Alice Oswald Discusses Her Experience as Griffin Poetry Prize Judge at The Globe and Mail
British poet Alice Oswald, author most recently of Memorial--and a member of the Griffin Poetry Prize jury for 2016--talks to The Globe and Mail about how the temperament of her own work collides with the Canadian poetry she's now adjudicating; themes of the work she's detected; what the younger generation of British poets is up to; and more. A glimpse:
Did you notice any particular trends or through lines that set the Canadian submissions apart from the international ones?
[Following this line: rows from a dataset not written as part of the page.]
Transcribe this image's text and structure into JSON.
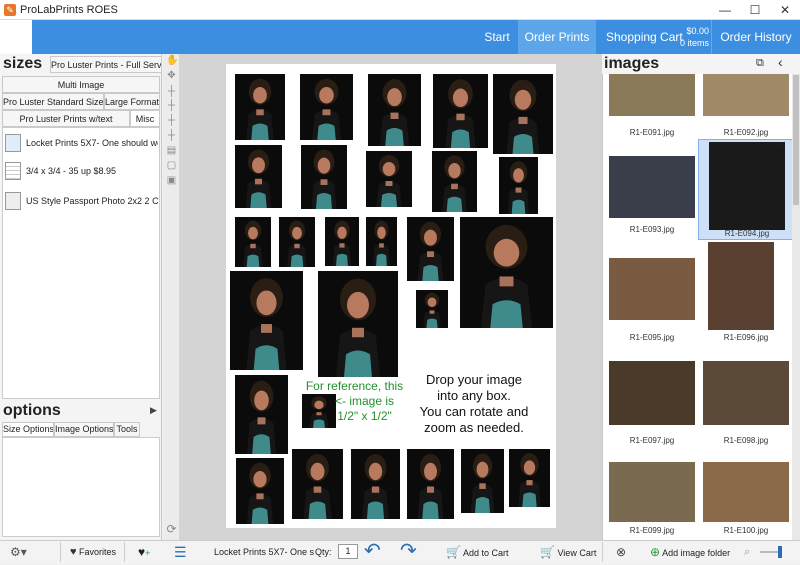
{
  "window": {
    "title": "ProLabPrints ROES",
    "minimize": "—",
    "maximize": "☐",
    "close": "✕"
  },
  "nav": {
    "start": "Start",
    "order_prints": "Order Prints",
    "shopping_cart": "Shopping Cart",
    "cart_total": "$0.00",
    "cart_items": "0 items",
    "order_history": "Order History"
  },
  "sizes": {
    "heading": "sizes",
    "catalog": "Pro Luster Prints - Full Service",
    "tabs": [
      "Multi Image",
      "Pro Luster Standard Sizes",
      "Large Format",
      "Pro Luster Prints w/text",
      "Misc"
    ],
    "items": [
      "Locket Prints 5X7- One should wo...",
      "3/4 x 3/4 - 35 up $8.95",
      "US Style Passport Photo 2x2 2 Co..."
    ]
  },
  "options": {
    "heading": "options",
    "tabs": [
      "Size Options",
      "Image Options",
      "Tools"
    ]
  },
  "canvas": {
    "reference_text": [
      "For reference, this",
      "<- image is",
      "1/2\" x 1/2\""
    ],
    "drop_text": [
      "Drop your image",
      "into any box.",
      "You can rotate and",
      "zoom as needed."
    ]
  },
  "images": {
    "heading": "images",
    "files": [
      "R1-E091.jpg",
      "R1-E092.jpg",
      "R1-E093.jpg",
      "R1-E094.jpg",
      "R1-E095.jpg",
      "R1-E096.jpg",
      "R1-E097.jpg",
      "R1-E098.jpg",
      "R1-E099.jpg",
      "R1-E100.jpg"
    ],
    "selected": "R1-E094.jpg",
    "add_folder": "Add image folder"
  },
  "bottom": {
    "favorites": "Favorites",
    "product": "Locket Prints 5X7- One s",
    "qty_label": "Qty:",
    "qty_value": "1",
    "add_to_cart": "Add to Cart",
    "view_cart": "View Cart"
  },
  "colors": {
    "accent": "#3c8fe0",
    "reference_green": "#21912b"
  }
}
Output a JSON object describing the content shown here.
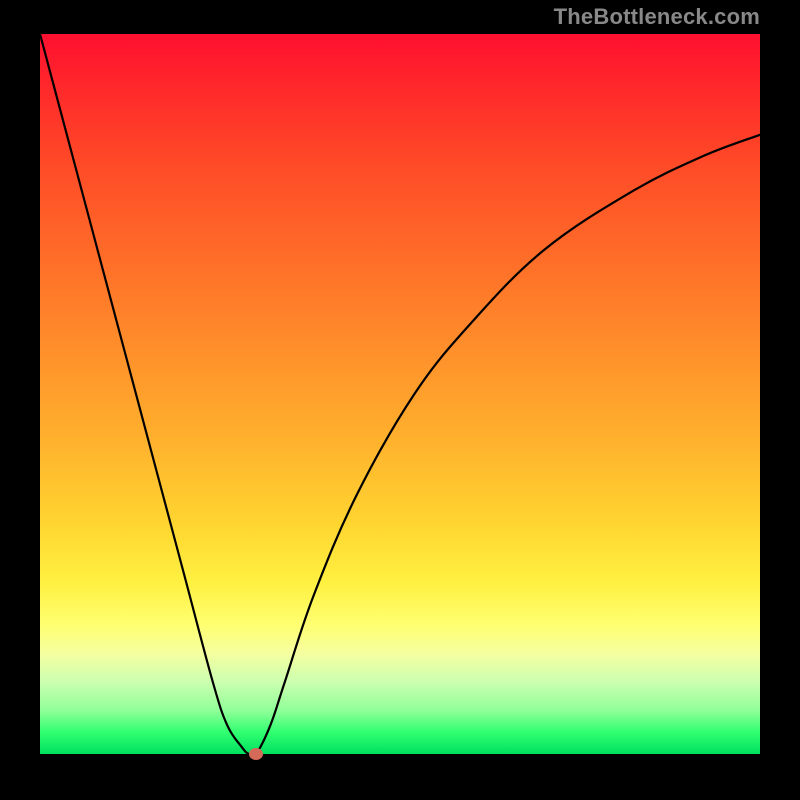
{
  "watermark": "TheBottleneck.com",
  "chart_data": {
    "type": "line",
    "title": "",
    "xlabel": "",
    "ylabel": "",
    "xlim": [
      0,
      100
    ],
    "ylim": [
      0,
      100
    ],
    "grid": false,
    "background_gradient": {
      "top": "#ff1030",
      "bottom": "#00e060",
      "stops": [
        "red",
        "orange",
        "yellow",
        "green"
      ]
    },
    "series": [
      {
        "name": "bottleneck-curve",
        "x": [
          0,
          4,
          8,
          12,
          16,
          20,
          24,
          26,
          28,
          29,
          30,
          32,
          34,
          38,
          44,
          52,
          60,
          70,
          82,
          92,
          100
        ],
        "y": [
          100,
          85,
          70,
          55,
          40,
          25,
          10,
          4,
          1,
          0,
          0,
          4,
          10,
          22,
          36,
          50,
          60,
          70,
          78,
          83,
          86
        ]
      }
    ],
    "marker": {
      "x": 30,
      "y": 0,
      "color": "#d46a5a"
    }
  }
}
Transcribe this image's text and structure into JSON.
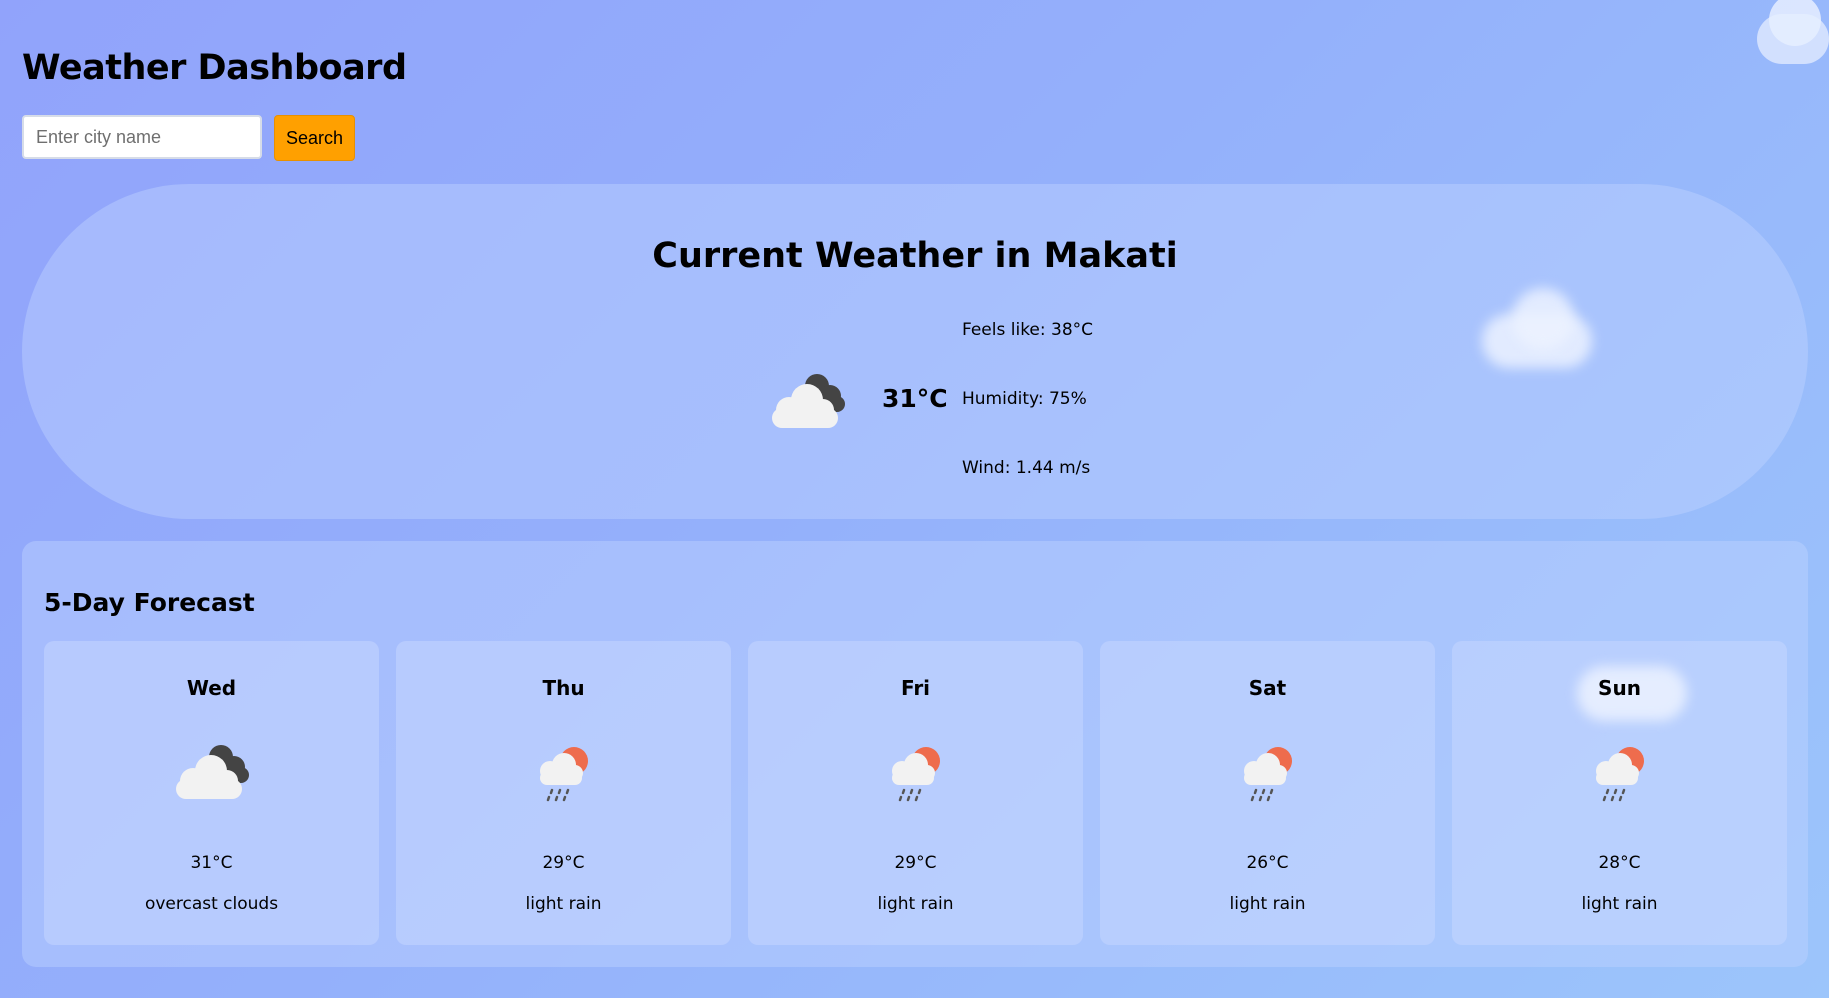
{
  "app": {
    "title": "Weather Dashboard"
  },
  "search": {
    "placeholder": "Enter city name",
    "value": "",
    "button_label": "Search"
  },
  "current": {
    "title": "Current Weather in Makati",
    "icon": "overcast-clouds-icon",
    "temperature": "31°C",
    "feels_like": "Feels like: 38°C",
    "humidity": "Humidity: 75%",
    "wind": "Wind: 1.44 m/s"
  },
  "forecast": {
    "title": "5-Day Forecast",
    "days": [
      {
        "day": "Wed",
        "icon": "overcast-clouds-icon",
        "temp": "31°C",
        "desc": "overcast clouds"
      },
      {
        "day": "Thu",
        "icon": "light-rain-icon",
        "temp": "29°C",
        "desc": "light rain"
      },
      {
        "day": "Fri",
        "icon": "light-rain-icon",
        "temp": "29°C",
        "desc": "light rain"
      },
      {
        "day": "Sat",
        "icon": "light-rain-icon",
        "temp": "26°C",
        "desc": "light rain"
      },
      {
        "day": "Sun",
        "icon": "light-rain-icon",
        "temp": "28°C",
        "desc": "light rain"
      }
    ]
  },
  "colors": {
    "accent": "#ffa000",
    "background_start": "#91a3fb",
    "background_end": "#9cc5fb",
    "sun": "#ee6c4d",
    "dark_cloud": "#444444"
  }
}
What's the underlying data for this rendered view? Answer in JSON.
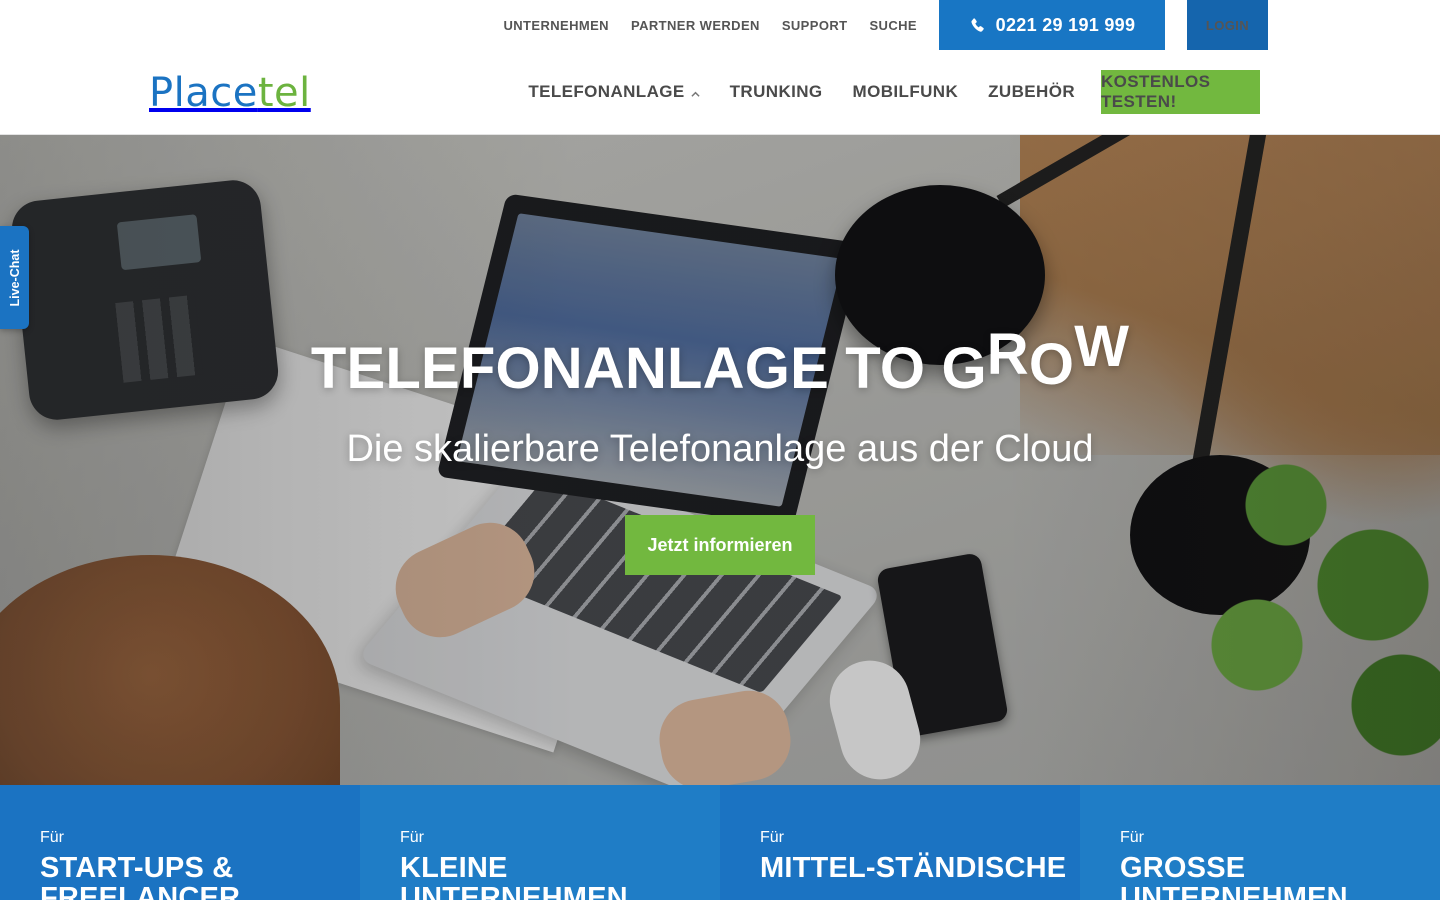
{
  "header": {
    "top_links": [
      "UNTERNEHMEN",
      "PARTNER WERDEN",
      "SUPPORT",
      "SUCHE"
    ],
    "phone": "0221 29 191 999",
    "login": "LOGIN",
    "logo_part1": "Place",
    "logo_part2": "tel",
    "main_nav": [
      "TELEFONANLAGE",
      "TRUNKING",
      "MOBILFUNK",
      "ZUBEHÖR"
    ],
    "cta": "KOSTENLOS TESTEN!"
  },
  "hero": {
    "title_main": "TELEFONANLAGE TO G",
    "title_r": "R",
    "title_o": "O",
    "title_w": "W",
    "subtitle": "Die skalierbare Telefonanlage aus der Cloud",
    "button": "Jetzt informieren"
  },
  "livechat": {
    "label": "Live-Chat"
  },
  "segments": [
    {
      "pre": "Für",
      "name": "START-UPS & FREELANCER",
      "color": "#1b73c2"
    },
    {
      "pre": "Für",
      "name": "KLEINE UNTERNEHMEN",
      "color": "#1f7dc6"
    },
    {
      "pre": "Für",
      "name": "MITTEL-STÄNDISCHE",
      "color": "#1b73c2"
    },
    {
      "pre": "Für",
      "name": "GROSSE UNTERNEHMEN",
      "color": "#1f7dc6"
    }
  ],
  "colors": {
    "brand_blue": "#1b73c2",
    "dark_blue": "#1565ad",
    "accent_green": "#72b83f"
  },
  "icons": {
    "phone": "phone-icon",
    "caret": "chevron-up-icon"
  }
}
There was a certain modesty to the Canadian submissions. Sometimes this manifested as a bashful attentiveness to the natural world, sometimes as a self-deprecating humour in the face of the urban world. Modesty is a good quality, although too much of it might deprive a poem of necessary contradictions. Related to this modesty there seemed to be a strain of anxiety about land ownership – which at its most interesting emerged as a disturbance or wavering in the language.
I’ve watched with great interest as a younger generation of British poets seems to be coalescing – I’m thinking of some of your Faber and Faber colleagues, in Jack Underwood and Emily Berry, and writers such as Rebecca Perry, whose first book I quite liked. What is new and interesting in British verse? Where is it going next?
I’m no expert in new English verse because I don’t live at the centre of it, but I’ve been excited by the effect of American rap on younger poets. Performance poetry is no longer looked on as inferior to page poetry and I think that has brought drama and increased clarity to the poetry world. Kate Tempest’s work is well-known, but there are plenty of others. There’s also room for experimental work, with digital poetry now more widely known and a lot of visual or audio poetry installed in public places – and, as you mention, there is a wave of interesting new poets, including Rebecca Perry, Sam Riviere, Russell Jones, Harry Mann, Fiona Benson, et cetera. So I would say that poetry is thriving in its world – but there is a wider context, in which the arts are being undervalued in schools and universities and underfunded across the country. I do think our culture is suffering from the unequal education systems that now operate over here.